Labour, has however pledged to reinstate the 2030 deadline for the ban on the sale of new petrol and diesel cars if they win the next election. And with Labour currently riding high in the polls that remains a distinct possibility. With BMF, NMC and other key groups representing motorcyclists seeking an approach to decarbonisation which follows international product, technical and market developments in this area, including the wider development of clean fuel technology rather than imposing arbitrary UK-only targets based around just one type of technology – battery electric – the coming months are going to be a pivotal time for motorcycling. It will be crucial that motorcyclists’ groups have a clear voice on timetables, process and legacy protections around the phase out of fossil fuels and that we are able to move towards global Net Zero targets in a manner that makes the best use of current and future technologies, including e-fuels, and where low-polluting motorcycles are seen as a key part of the solution to achieving Net Zero rather than the “problem child.”

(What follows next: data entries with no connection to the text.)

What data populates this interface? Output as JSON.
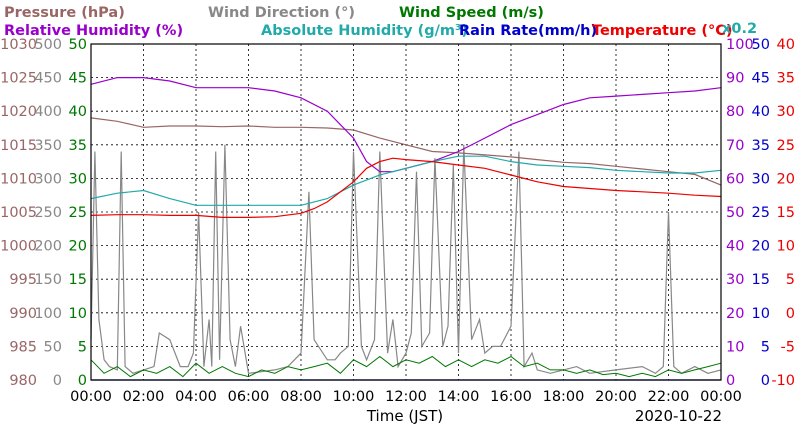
{
  "chart_data": {
    "type": "line",
    "date": "2020-10-22",
    "xlabel": "Time (JST)",
    "x_ticks": [
      "00:00",
      "02:00",
      "04:00",
      "06:00",
      "08:00",
      "10:00",
      "12:00",
      "14:00",
      "16:00",
      "18:00",
      "20:00",
      "22:00",
      "00:00"
    ],
    "xlim": [
      0,
      24
    ],
    "grid": true,
    "legend": [
      {
        "label": "Pressure (hPa)",
        "color": "#996666"
      },
      {
        "label": "Wind Direction (°)",
        "color": "#888888"
      },
      {
        "label": "Wind Speed (m/s)",
        "color": "#007700"
      },
      {
        "label": "Relative Humidity (%)",
        "color": "#9900cc"
      },
      {
        "label": "Absolute Humidity (g/m³)",
        "color": "#22aaaa"
      },
      {
        "label": "Rain Rate(mm/h)",
        "color": "#0000cc"
      },
      {
        "label": "Temperature (°C)",
        "color": "#ee0000"
      }
    ],
    "abs_humidity_scale_note": "x0.2",
    "axes": {
      "pressure": {
        "range": [
          980,
          1030
        ],
        "ticks": [
          "1030",
          "1025",
          "1020",
          "1015",
          "1010",
          "1005",
          "1000",
          "995",
          "990",
          "985",
          "980"
        ],
        "color": "#996666"
      },
      "wind_direction": {
        "range": [
          0,
          500
        ],
        "ticks": [
          "500",
          "450",
          "400",
          "350",
          "300",
          "250",
          "200",
          "150",
          "100",
          "50",
          "0"
        ],
        "color": "#888888"
      },
      "wind_speed": {
        "range": [
          0,
          50
        ],
        "ticks": [
          "50",
          "45",
          "40",
          "35",
          "30",
          "25",
          "20",
          "15",
          "10",
          "5",
          "0"
        ],
        "color": "#007700"
      },
      "humidity": {
        "range": [
          0,
          100
        ],
        "ticks": [
          "100",
          "90",
          "80",
          "70",
          "60",
          "50",
          "40",
          "30",
          "20",
          "10",
          "0"
        ],
        "color": "#9900cc"
      },
      "rain_rate": {
        "range": [
          0,
          50
        ],
        "ticks": [
          "50",
          "45",
          "40",
          "35",
          "30",
          "25",
          "20",
          "15",
          "10",
          "5",
          "0"
        ],
        "color": "#0000cc"
      },
      "temperature": {
        "range": [
          -10,
          40
        ],
        "ticks": [
          "40",
          "35",
          "30",
          "25",
          "20",
          "15",
          "10",
          "5",
          "0",
          "-5",
          "-10"
        ],
        "color": "#ee0000"
      }
    },
    "series": [
      {
        "name": "Pressure (hPa)",
        "axis": "pressure",
        "color": "#996666",
        "x": [
          0,
          1,
          2,
          3,
          4,
          5,
          6,
          7,
          8,
          9,
          10,
          11,
          12,
          13,
          14,
          15,
          16,
          17,
          18,
          19,
          20,
          21,
          22,
          23,
          24
        ],
        "y": [
          1019,
          1018.5,
          1017.6,
          1017.8,
          1017.8,
          1017.7,
          1017.8,
          1017.6,
          1017.6,
          1017.5,
          1017.2,
          1016,
          1015,
          1014,
          1013.8,
          1013.5,
          1013.2,
          1012.8,
          1012.4,
          1012.2,
          1011.8,
          1011.4,
          1011,
          1010.6,
          1009
        ]
      },
      {
        "name": "Relative Humidity (%)",
        "axis": "humidity",
        "color": "#9900cc",
        "x": [
          0,
          1,
          2,
          3,
          4,
          5,
          6,
          7,
          8,
          9,
          10,
          10.5,
          11,
          11.5,
          12,
          13,
          14,
          15,
          16,
          17,
          18,
          19,
          20,
          21,
          22,
          23,
          24
        ],
        "y": [
          88,
          90,
          90,
          89,
          87,
          87,
          87,
          86,
          84,
          80,
          72,
          65,
          62,
          62,
          63,
          65,
          68,
          72,
          76,
          79,
          82,
          84,
          84.5,
          85,
          85.5,
          86,
          87
        ]
      },
      {
        "name": "Absolute Humidity (g/m³)",
        "axis": "wind_direction",
        "color": "#22aaaa",
        "x": [
          0,
          1,
          2,
          3,
          4,
          5,
          6,
          7,
          8,
          9,
          10,
          11,
          12,
          13,
          14,
          15,
          16,
          17,
          18,
          19,
          20,
          21,
          22,
          23,
          24
        ],
        "y": [
          270,
          278,
          282,
          270,
          260,
          260,
          260,
          260,
          260,
          270,
          290,
          305,
          315,
          325,
          333,
          333,
          325,
          320,
          318,
          316,
          312,
          310,
          308,
          308,
          312
        ]
      },
      {
        "name": "Temperature (°C)",
        "axis": "temperature",
        "color": "#ee0000",
        "x": [
          0,
          1,
          2,
          3,
          4,
          5,
          6,
          7,
          8,
          8.5,
          9,
          10,
          10.5,
          11,
          11.5,
          12,
          13,
          14,
          15,
          16,
          17,
          18,
          19,
          20,
          21,
          22,
          23,
          24
        ],
        "y": [
          14.5,
          14.6,
          14.6,
          14.5,
          14.5,
          14.2,
          14.2,
          14.3,
          14.8,
          15.5,
          16.5,
          19.5,
          21.5,
          22.5,
          23,
          22.8,
          22.5,
          22,
          21.5,
          20.5,
          19.5,
          18.8,
          18.5,
          18.2,
          18,
          17.8,
          17.5,
          17.3
        ]
      },
      {
        "name": "Rain Rate(mm/h)",
        "axis": "rain_rate",
        "color": "#0000cc",
        "x": [
          0,
          24
        ],
        "y": [
          0,
          0
        ]
      },
      {
        "name": "Wind Direction (°)",
        "axis": "wind_direction",
        "color": "#888888",
        "x": [
          0,
          0.15,
          0.3,
          0.5,
          0.7,
          1,
          1.15,
          1.3,
          1.6,
          2,
          2.4,
          2.6,
          3,
          3.4,
          3.7,
          3.9,
          4.1,
          4.3,
          4.5,
          4.6,
          4.75,
          4.9,
          5.1,
          5.3,
          5.5,
          5.7,
          6,
          7,
          7.5,
          8,
          8.3,
          8.5,
          9,
          9.3,
          9.5,
          9.8,
          10,
          10.3,
          10.5,
          10.8,
          11,
          11.3,
          11.5,
          11.7,
          12,
          12.2,
          12.4,
          12.6,
          12.9,
          13.1,
          13.4,
          13.6,
          13.8,
          14,
          14.2,
          14.5,
          14.8,
          15,
          15.3,
          15.6,
          16,
          16.3,
          16.5,
          16.8,
          17,
          17.5,
          18,
          18.5,
          19,
          20,
          21,
          21.5,
          21.8,
          22,
          22.2,
          22.5,
          23,
          23.5,
          24
        ],
        "y": [
          60,
          340,
          90,
          30,
          20,
          15,
          340,
          20,
          10,
          15,
          20,
          70,
          60,
          20,
          20,
          40,
          250,
          20,
          90,
          20,
          340,
          30,
          350,
          60,
          20,
          80,
          10,
          15,
          20,
          40,
          280,
          60,
          30,
          30,
          40,
          50,
          340,
          50,
          30,
          60,
          340,
          40,
          90,
          20,
          40,
          70,
          310,
          50,
          70,
          330,
          50,
          80,
          320,
          40,
          350,
          60,
          90,
          40,
          50,
          50,
          80,
          340,
          20,
          40,
          15,
          10,
          15,
          20,
          10,
          15,
          20,
          10,
          20,
          250,
          20,
          10,
          20,
          10,
          15
        ]
      },
      {
        "name": "Wind Speed (m/s)",
        "axis": "wind_speed",
        "color": "#007700",
        "x": [
          0,
          0.5,
          1,
          1.5,
          2,
          2.5,
          3,
          3.5,
          4,
          4.5,
          5,
          5.5,
          6,
          6.5,
          7,
          7.5,
          8,
          8.5,
          9,
          9.5,
          10,
          10.5,
          11,
          11.5,
          12,
          12.5,
          13,
          13.5,
          14,
          14.5,
          15,
          15.5,
          16,
          16.5,
          17,
          17.5,
          18,
          18.5,
          19,
          19.5,
          20,
          20.5,
          21,
          21.5,
          22,
          22.5,
          23,
          23.5,
          24
        ],
        "y": [
          3,
          1,
          2,
          0.5,
          1.5,
          1,
          2,
          0.5,
          2.5,
          1,
          2,
          1,
          0.5,
          1.5,
          1,
          2,
          1.5,
          2,
          2.5,
          1,
          3,
          2,
          3.5,
          2,
          3,
          2.5,
          3.5,
          2,
          3,
          2,
          3,
          2.5,
          3.5,
          2,
          2.5,
          1.5,
          1.5,
          1,
          1.5,
          0.8,
          1,
          0.5,
          1,
          0.5,
          1.5,
          1,
          1.5,
          2,
          2.5
        ]
      }
    ]
  }
}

2023 Harley Davidson Pan America 1250

General elections provide a key opportunity to influence future decision-makers and, although an election has not yet been called, we will need to be ready with a comprehensive lobbying and engagement strategy in place to get our key messages across. The next election must be called before January 2025 and most pundits are currently predicting that the election will take place in Autumn 2024. But it could be earlier, possibly as early as April/May 2024, and we will need to be ready. Importantly, as we head towards an election, we will need to consider and decide how best to effectively engage with the various political parties. Now is the time not only to build on the relationships NMC and BMF have established with the current Government and various officials but to also build new relationships with shadow ministers and their teams.

A key part of any lobbying strategy is to develop a “manifesto” which sets out our key priorities and which will help politicians understand the priorities and needs of the motorcycling sector ahead of the general election. BMF will be working closely with NMC colleagues over the coming weeks and months to develop a manifesto that fulfils those aims and which we can use to engage effectively with politicians and their teams. We will need to work closely with our members and regional clubs to ensure we have a manifesto that is fit for purpose. Ultimately, we need to ensure that motorcycling is firmly at the heart of the political agenda with a clear recognition of the contribution that motorcycling and motorcycle sport and leisure makes to the UK economy and jobs and how motorcycling can contribute now to achieving Net Zero and congestion targets. And it will be essential that we take the opportunity over the coming months to ensure that we are at the heart of political decision-making and are considered key partners for any new government.